En janvier de cette année, Soeuf Elbadawi, répondant à une invitation de Hassan Kouyaté, directeur de Tropiques-Atrium, dans le cadre d’une action sur le territoire, a proposé à une dizaine de citoyens, rencontrés à Fort de France (grâce à Marcelle Pennont) de partir en quête du « nous ». Certains ont voulu s’arrêter sur les effets de la grève de 2009. Puis les mots ont défilé. Et la mémoire et l’humanité ont suivi. Ces hommes et ces femmes ont appris à s’écouter, en se souvenant d’une époque, où il était encore possible de veiller sur son voisin. C’était bien avant que la modernité ne vienne grever la relation, en acculant l’individu à une position consumériste, réduisant le champ d’action citoyenne à une position victimaire, écrasant les utopies et les rêves de transformation sociale. Pour cette fois, les « poètes errants », aux côtés de Jérôme Richer, se nommaient Dénètem Touam Bona, philosophe et anthropologue franco-centrafricain, Fabrice Théodose, slameur et journaliste martiniquais, Alfred Fantone, chanteur et percussionniste également martiniquais.

Mati 12

Un beau banquet, fait de mots et de maux, en ce soir du 11 mars 2017. Sous une pluie fine, convives et shunguïstes ont devisé en « spect / ateurs » sur ce qui ronge ou divise en Martinique.

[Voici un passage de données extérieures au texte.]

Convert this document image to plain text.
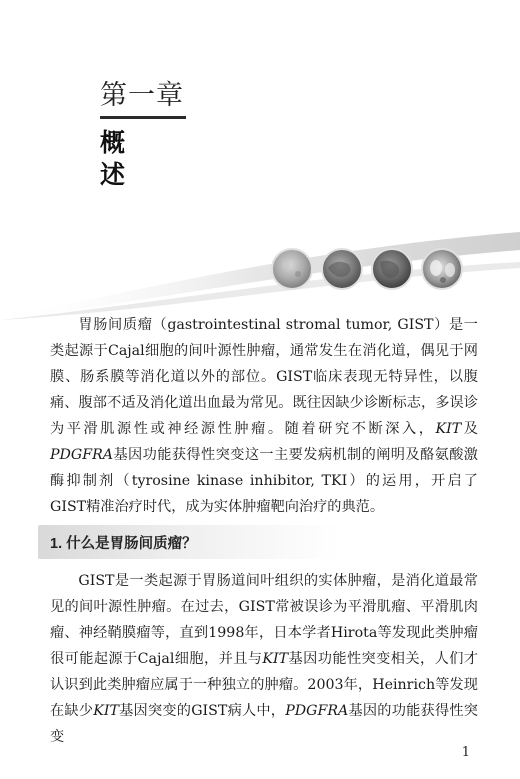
第一章
概 述

胃肠间质瘤（gastrointestinal stromal tumor, GIST）是一类起源于Cajal细胞的间叶源性肿瘤，通常发生在消化道，偶见于网膜、肠系膜等消化道以外的部位。GIST临床表现无特异性，以腹痛、腹部不适及消化道出血最为常见。既往因缺少诊断标志，多误诊为平滑肌源性或神经源性肿瘤。随着研究不断深入，KIT及PDGFRA基因功能获得性突变这一主要发病机制的阐明及酪氨酸激酶抑制剂（tyrosine kinase inhibitor, TKI）的运用，开启了GIST精准治疗时代，成为实体肿瘤靶向治疗的典范。

1. 什么是胃肠间质瘤？

GIST是一类起源于胃肠道间叶组织的实体肿瘤，是消化道最常见的间叶源性肿瘤。在过去，GIST常被误诊为平滑肌瘤、平滑肌肉瘤、神经鞘膜瘤等，直到1998年，日本学者Hirota等发现此类肿瘤很可能起源于Cajal细胞，并且与KIT基因功能性突变相关，人们才认识到此类肿瘤应属于一种独立的肿瘤。2003年，Heinrich等发现在缺少KIT基因突变的GIST病人中，PDGFRA基因的功能获得性突变

1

La veille, la Pagerie, prise au jeu, voyait les techniciens de l’Atrium allaient et venir sur le site, au nom de la forme à inventer, pour faire entendre cette parole. One shot ! Une répétition à ciel couvert ! Jérôme Richer, dirigeant la lecture d’un groupe de diseuses, sous le carbet. Dénètem Touam Bona, ruminant des bouts de phrase, sur l’exclusion et le mépris de race, dans les bois. Fabrice Makandja Théodose, évoquant la grève contre la pwofitasyon, sur le terre-plein. Alfred Fantone, récitant du Monchoachi, dans les ruines. Il y avait là Eliane Barba, Catherina Salondy, Esther Eloidin, Liliane Chatony, Sonia Roberston, Laure Etile Mauvoix, Christophe Cazalis, Marcelle Pennont, Joël Sorrente, Dédé Duguet. Viendront les rejoindre, le lendemain, Cédric, du même nom, et Manuela Yung-Hing, la directrice du lieu. Et la météo, capricieuse, en cette période de carême, n’y pourra rien changer. Le récit prit corps, doucement, tranquillement, diront les convives. Entre djinns surgis de l’ailleurs et petits anges du Sud, le cercle se fit grand. Un pur moment d’espérance. Au rythme du cahon et de la flûte d’un voyageur des mornes. Lisid an mitan chimen an, lisait-on sur une carte. Une poétique du vivre-ensemble dans les ruines de l’impératrice…

Ishmaël Rivière

Le récit du banquet de la Pagerie paraîtra en septembre 2017, aux éditions Bilk & Soul, en même temps que celui d’Uzerche.
[1] Editions Komedit. Avec les québécois Marcelle Dubois et Marc-Antoine Cyr, les suisses Marie Fourquet et Julie Gilbert, les congolais Bibish Marie-Louise Mumbu et Papy Maurice Mwiti, le malgache Raharimanana et lui-même.